1. Name all the different kinds of salt available in this town:
Name of salt:
Cost/each (gram)
Use (special use)

2. What kinds of salt did you buy last month?
Who bought the salt:
Where was it purchased:
What other items were purchased with it:

3. For your preferred salt:
Where do you buy it?
How far away is this source?
How long does it take to get there?
How much does it cost to get there?
How do you get there?
How often do you buy this salt in a month?

4. Do you know what visible goiter is?

5. Do you know anyone with goiter? If yes, who?

6. Have you heard about iodized salt (if no, go to #7)
If yes: What do you know about it?
Do you think it is important to use iodized salt? Why?

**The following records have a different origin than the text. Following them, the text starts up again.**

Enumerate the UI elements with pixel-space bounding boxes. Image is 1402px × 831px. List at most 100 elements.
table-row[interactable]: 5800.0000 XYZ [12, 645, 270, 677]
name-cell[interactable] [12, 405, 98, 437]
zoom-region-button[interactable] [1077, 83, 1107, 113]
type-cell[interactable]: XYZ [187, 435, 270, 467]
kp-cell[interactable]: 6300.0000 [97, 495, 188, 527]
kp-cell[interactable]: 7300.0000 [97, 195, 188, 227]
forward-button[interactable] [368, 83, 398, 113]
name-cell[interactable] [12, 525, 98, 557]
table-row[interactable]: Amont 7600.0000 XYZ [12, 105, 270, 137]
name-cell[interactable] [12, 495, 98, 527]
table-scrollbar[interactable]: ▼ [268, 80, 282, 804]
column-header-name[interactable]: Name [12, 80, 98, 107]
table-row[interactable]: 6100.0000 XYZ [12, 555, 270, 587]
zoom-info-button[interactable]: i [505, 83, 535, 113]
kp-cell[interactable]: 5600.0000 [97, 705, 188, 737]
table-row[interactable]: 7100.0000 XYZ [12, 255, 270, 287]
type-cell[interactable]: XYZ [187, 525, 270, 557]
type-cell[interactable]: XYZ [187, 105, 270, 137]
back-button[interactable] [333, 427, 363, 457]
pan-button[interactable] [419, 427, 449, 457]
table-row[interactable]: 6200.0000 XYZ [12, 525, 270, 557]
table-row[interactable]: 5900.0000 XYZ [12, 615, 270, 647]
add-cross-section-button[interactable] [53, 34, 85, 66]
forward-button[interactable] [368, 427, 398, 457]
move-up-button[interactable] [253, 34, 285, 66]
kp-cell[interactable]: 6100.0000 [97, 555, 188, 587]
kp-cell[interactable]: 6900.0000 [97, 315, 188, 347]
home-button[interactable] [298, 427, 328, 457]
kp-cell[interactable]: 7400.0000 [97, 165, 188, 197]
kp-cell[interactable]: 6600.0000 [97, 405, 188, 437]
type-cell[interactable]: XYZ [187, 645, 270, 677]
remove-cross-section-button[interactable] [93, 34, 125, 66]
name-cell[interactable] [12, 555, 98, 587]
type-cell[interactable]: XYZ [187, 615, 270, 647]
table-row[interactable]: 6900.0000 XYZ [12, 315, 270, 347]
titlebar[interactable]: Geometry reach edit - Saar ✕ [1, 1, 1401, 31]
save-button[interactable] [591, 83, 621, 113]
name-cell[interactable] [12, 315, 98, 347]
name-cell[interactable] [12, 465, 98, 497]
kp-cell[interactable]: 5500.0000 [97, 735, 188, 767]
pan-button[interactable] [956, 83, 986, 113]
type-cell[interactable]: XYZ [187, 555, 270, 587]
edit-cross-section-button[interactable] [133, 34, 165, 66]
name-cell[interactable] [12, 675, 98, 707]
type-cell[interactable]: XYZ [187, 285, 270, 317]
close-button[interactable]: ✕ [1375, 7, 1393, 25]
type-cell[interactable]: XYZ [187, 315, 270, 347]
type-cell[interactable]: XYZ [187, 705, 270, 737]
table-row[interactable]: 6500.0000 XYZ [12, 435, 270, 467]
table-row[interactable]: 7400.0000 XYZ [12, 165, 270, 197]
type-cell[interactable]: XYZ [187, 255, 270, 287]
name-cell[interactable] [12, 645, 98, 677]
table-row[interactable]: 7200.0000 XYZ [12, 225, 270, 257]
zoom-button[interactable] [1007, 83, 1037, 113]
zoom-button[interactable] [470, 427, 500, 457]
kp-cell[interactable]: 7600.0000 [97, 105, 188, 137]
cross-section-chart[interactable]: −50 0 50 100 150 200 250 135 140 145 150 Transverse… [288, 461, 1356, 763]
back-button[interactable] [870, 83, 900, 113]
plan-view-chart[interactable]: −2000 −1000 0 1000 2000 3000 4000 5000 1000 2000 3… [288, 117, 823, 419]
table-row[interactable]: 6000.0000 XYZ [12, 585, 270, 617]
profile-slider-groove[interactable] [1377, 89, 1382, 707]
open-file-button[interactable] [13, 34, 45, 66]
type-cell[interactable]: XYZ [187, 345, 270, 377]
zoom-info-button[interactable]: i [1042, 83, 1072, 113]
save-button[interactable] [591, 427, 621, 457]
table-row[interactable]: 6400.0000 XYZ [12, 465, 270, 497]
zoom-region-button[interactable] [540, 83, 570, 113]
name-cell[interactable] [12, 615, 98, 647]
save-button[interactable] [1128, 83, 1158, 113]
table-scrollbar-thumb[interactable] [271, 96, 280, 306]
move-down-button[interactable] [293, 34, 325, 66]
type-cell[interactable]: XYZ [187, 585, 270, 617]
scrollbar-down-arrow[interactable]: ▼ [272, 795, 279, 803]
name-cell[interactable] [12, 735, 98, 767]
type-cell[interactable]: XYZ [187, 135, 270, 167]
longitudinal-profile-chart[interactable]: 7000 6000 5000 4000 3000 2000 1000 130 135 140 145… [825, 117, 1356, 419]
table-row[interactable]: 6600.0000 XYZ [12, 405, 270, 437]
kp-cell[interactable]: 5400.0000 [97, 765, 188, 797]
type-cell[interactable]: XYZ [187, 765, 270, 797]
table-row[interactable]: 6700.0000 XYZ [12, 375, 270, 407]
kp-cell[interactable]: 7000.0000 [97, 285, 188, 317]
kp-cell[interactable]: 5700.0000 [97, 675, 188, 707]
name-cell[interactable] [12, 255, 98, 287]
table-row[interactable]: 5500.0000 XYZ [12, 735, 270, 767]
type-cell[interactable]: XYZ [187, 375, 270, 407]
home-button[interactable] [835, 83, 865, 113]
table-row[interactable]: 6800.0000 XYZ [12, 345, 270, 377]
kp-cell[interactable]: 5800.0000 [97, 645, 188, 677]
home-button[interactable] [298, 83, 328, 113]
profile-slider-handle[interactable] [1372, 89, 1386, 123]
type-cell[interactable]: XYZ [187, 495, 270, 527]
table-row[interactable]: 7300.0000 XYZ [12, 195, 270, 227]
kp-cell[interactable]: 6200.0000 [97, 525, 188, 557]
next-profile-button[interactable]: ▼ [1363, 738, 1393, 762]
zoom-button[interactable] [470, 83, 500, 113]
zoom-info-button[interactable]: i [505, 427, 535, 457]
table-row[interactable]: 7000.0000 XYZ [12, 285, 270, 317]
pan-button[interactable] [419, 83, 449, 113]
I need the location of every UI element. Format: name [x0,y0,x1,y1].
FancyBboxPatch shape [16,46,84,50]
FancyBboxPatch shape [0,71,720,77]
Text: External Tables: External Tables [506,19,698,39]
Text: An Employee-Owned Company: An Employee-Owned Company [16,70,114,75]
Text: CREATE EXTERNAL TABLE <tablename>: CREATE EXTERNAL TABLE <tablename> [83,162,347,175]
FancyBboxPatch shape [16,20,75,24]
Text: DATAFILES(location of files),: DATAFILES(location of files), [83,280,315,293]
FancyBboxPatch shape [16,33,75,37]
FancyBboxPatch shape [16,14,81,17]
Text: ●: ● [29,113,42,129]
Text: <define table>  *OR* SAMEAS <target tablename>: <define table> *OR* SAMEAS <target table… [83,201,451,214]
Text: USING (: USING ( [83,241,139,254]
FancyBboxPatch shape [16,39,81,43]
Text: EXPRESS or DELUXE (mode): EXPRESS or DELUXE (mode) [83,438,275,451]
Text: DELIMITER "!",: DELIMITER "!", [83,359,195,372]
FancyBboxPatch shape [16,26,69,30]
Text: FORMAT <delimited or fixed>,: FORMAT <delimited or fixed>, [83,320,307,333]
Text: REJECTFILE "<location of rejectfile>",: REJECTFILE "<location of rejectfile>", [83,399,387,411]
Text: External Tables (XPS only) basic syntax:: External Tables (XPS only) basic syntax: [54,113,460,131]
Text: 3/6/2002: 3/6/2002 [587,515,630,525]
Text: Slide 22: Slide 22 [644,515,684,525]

7. If distributors of salt were trained, would you or other purchasers be willing to listen to an explanation about why salt is iodized?

8. Would posters or other pamphlets be useful to read while you're waiting to pay or leave the store?

9. Would you pay more for iodized salt?

10. If you are willing, we would like to ask you some personal questions
Do you read? Read well? (if no, is there someone at home who does read?)
How many years of school have you had?
How would you characterize your household: very poor, poor, average, well-off, rich?

11. Do you have any other ideas about how to enhance the purchase of iodized salt?